Y’all, this website drama has been putting me through it!
Without going into all kinds of boring details that no one cares about anyway, a couple of months ago my website went offline. There were some problems with the servers and in the time it took to resolve, all the databases that stored my content were lost. I’ve been able to track down some of the stuff that means the most to me, like many of my old blog articles, but a lot of content and photos were lost. This new site that you’re looking at is my World of Champagne 2.0, and it’s me taking this situation and turning it into an opportunity for growth and change. I’ve wanted to revamp and restyle the website for several years, but I just got so comfortable with how things were. I understood the layout of my old site, I knew how to run the basics, and it just seemed like such a huge obstacle to learn everything I needed to learn to change it. Being forced to start over was painful, but it also gave me that kick in the ass I needed to realize my vision in a bigger, grander way. I hope you’re as excited about the results as I am.

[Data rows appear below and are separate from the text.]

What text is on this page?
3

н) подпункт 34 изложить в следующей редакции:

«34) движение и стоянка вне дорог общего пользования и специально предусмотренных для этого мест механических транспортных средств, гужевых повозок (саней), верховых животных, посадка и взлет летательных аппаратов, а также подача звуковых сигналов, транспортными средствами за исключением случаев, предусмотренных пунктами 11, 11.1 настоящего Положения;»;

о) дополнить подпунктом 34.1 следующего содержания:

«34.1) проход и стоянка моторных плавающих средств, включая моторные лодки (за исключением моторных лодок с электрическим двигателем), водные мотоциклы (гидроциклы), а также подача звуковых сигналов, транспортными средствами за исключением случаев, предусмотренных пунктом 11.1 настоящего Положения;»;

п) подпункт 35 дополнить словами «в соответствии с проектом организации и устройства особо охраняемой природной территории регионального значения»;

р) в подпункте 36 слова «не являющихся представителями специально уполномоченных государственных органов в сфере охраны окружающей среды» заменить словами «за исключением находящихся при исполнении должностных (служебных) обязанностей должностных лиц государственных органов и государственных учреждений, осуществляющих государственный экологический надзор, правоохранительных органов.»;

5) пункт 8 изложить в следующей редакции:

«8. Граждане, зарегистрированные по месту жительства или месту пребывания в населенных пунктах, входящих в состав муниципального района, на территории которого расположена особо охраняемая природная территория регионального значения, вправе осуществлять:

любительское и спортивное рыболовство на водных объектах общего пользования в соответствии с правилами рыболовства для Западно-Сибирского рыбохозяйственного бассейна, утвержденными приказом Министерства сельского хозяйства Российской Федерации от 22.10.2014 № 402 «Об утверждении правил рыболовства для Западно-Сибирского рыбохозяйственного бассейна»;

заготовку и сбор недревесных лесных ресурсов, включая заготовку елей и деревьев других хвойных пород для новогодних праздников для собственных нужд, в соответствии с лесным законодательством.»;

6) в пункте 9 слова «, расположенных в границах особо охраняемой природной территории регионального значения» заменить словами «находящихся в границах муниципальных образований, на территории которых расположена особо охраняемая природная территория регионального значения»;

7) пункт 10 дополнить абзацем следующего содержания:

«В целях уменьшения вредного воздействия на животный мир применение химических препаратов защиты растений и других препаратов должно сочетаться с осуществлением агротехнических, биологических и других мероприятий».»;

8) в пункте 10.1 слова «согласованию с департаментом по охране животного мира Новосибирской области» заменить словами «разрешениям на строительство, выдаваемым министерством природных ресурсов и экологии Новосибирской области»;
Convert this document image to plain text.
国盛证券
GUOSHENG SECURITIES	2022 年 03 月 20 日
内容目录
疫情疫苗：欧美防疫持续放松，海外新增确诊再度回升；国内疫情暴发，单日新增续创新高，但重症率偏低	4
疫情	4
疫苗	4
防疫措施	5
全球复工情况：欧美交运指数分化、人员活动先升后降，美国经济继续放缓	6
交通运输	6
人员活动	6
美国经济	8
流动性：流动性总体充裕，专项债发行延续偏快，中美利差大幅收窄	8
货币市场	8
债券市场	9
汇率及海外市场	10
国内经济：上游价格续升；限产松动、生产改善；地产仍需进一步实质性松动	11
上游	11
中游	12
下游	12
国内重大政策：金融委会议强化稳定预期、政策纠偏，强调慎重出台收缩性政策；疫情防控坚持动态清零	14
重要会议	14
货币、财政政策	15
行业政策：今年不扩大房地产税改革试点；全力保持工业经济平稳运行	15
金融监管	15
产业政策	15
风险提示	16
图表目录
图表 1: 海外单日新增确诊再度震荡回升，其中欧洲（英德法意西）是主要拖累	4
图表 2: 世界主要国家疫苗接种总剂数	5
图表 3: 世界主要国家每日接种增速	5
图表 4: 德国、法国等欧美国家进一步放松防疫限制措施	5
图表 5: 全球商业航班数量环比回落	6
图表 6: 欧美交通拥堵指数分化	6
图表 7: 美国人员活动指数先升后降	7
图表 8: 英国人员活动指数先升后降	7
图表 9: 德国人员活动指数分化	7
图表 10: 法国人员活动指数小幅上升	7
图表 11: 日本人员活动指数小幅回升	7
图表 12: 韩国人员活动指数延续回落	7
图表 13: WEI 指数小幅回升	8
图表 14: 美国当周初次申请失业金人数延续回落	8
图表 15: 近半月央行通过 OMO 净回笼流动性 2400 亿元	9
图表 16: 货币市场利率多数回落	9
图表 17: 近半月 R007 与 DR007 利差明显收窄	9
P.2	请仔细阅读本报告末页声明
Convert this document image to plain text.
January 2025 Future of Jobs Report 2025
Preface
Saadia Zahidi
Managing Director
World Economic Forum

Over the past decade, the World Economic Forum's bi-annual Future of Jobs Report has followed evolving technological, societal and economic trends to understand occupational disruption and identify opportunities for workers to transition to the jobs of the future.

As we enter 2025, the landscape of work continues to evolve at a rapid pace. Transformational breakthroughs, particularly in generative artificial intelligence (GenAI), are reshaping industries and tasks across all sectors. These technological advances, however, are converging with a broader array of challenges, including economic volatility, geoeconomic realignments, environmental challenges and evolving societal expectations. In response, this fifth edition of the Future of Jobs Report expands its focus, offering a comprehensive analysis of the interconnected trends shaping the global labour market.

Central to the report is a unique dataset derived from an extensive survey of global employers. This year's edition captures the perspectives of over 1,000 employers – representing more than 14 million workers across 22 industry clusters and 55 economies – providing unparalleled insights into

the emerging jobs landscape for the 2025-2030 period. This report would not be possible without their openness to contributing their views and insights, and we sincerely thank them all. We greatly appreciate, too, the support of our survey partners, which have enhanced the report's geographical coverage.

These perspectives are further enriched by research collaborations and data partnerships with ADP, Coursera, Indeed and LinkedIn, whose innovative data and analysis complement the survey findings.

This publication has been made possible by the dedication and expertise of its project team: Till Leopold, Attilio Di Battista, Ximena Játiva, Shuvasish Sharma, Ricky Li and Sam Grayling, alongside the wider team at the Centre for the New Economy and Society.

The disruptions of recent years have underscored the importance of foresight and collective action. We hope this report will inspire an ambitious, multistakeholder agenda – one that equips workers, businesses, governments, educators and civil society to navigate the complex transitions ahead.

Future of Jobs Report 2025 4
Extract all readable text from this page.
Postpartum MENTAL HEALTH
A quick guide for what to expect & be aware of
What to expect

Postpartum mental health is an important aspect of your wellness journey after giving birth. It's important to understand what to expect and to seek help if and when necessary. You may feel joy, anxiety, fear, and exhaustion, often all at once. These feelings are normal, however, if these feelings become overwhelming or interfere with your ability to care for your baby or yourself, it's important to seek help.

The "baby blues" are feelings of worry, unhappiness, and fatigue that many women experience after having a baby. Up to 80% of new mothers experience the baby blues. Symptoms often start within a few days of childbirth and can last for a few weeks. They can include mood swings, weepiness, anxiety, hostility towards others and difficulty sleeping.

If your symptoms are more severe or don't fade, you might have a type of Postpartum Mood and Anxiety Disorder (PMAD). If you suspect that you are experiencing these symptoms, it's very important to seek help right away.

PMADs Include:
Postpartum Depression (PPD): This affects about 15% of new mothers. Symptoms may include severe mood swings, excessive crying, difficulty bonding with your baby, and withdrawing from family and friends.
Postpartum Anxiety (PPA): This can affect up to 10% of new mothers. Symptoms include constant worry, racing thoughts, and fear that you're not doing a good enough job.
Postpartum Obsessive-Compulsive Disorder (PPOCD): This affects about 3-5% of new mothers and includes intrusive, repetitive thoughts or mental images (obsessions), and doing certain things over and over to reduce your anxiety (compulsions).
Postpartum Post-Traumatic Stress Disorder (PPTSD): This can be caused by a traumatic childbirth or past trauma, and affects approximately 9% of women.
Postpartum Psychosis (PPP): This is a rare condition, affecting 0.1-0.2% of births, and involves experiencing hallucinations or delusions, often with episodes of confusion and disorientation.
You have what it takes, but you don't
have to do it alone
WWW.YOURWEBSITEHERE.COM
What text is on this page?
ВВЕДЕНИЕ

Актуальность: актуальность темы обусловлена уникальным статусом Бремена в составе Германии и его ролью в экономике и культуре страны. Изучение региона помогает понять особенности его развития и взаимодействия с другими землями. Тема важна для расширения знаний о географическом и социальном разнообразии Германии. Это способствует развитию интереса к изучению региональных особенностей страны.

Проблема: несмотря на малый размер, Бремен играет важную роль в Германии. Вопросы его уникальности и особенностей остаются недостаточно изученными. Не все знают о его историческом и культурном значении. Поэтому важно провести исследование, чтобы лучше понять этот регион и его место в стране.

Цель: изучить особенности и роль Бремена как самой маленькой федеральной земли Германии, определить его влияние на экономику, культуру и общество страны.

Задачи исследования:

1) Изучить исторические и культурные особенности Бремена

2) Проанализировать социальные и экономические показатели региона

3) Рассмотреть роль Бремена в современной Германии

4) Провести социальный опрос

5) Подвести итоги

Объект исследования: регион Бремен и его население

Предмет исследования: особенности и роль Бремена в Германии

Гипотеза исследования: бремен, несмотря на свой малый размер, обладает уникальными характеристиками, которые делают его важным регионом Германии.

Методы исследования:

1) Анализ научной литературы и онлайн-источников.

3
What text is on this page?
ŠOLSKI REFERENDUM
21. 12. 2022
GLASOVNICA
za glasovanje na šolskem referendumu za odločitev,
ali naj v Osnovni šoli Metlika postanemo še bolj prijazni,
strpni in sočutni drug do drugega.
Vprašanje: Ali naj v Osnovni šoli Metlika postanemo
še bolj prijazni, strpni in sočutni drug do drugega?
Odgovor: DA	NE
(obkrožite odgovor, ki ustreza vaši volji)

But enough with the celebration. I wanted to use my first blog on the new site to talk about where I was during the weeks (almost two months in total) that my site was offline. You might have noticed that during this time, I was much quieter on social media; I wasn’t posting as much to Instagram and I wasn’t doing my regular (and some might say, annoying!) Facebook Live streams. I was feeling a little lost.
When you’ve spent almost half your life building a persona, what happens to the person underneath?
So much of my life is centered around being Janessa. I love doing shows and meeting the audience, and there are so many blessings that I have because of the drag career that I’ve built. But sometimes I think I’ve neglected the person behind the performance. When my website went down, I had a bit of an identity crisis: if I’m not Janessa, and I’m not actively creating and promoting that persona, then who am I?
Most of the people in my life are there because of Janessa: I met them at shows or at a Days of the Dead convention, and they primarily know me under that persona. Would they still be there if I dropped the act? What do I have to offer beyond the performance? And if the time ever came to retire this side of myself…what’s left?
I know that sounds really dramatic, and in a way it is. I talk about myself and my drag persona as if we are two separate entities, but the truth is much more complicated than that. I am the creator of my drag persona, taking inspirations and influences from all around me, but everything that is produced is me. And when I wipe off the paint, pieces of that persona have slowly crept into my daily life. True there are some people who only know me one way or the other, but the two interact and inform one another.
The time offline was a little scary, and it made me ask a lot of really hard questions. But it also forced me to come up with the answers.
What I love most in this world is creating, whether that’s creating a sassy, raunchy drag persona, sitting on the couch bending metal to make jewelry, or trying to wrestle words into something interesting that hopefully someone else might want to read and connect with. Even if the medium evolves, even if the name on the card changes, I’m always going to be playing around and experimenting and creating. That’s what ties the whole thing together. As long as I can find ways to nurture that creativity, I’m going to be just fine.
As for the line between person and persona? I’m still not entirely sure, but I know that I’m not done playing with that particular creation just yet. I’ve still got a lot more to learn, and a long way to go in figuring out what this journey is all about. I’m just glad that there are people, however they got there, that want to share a little time with me on the way.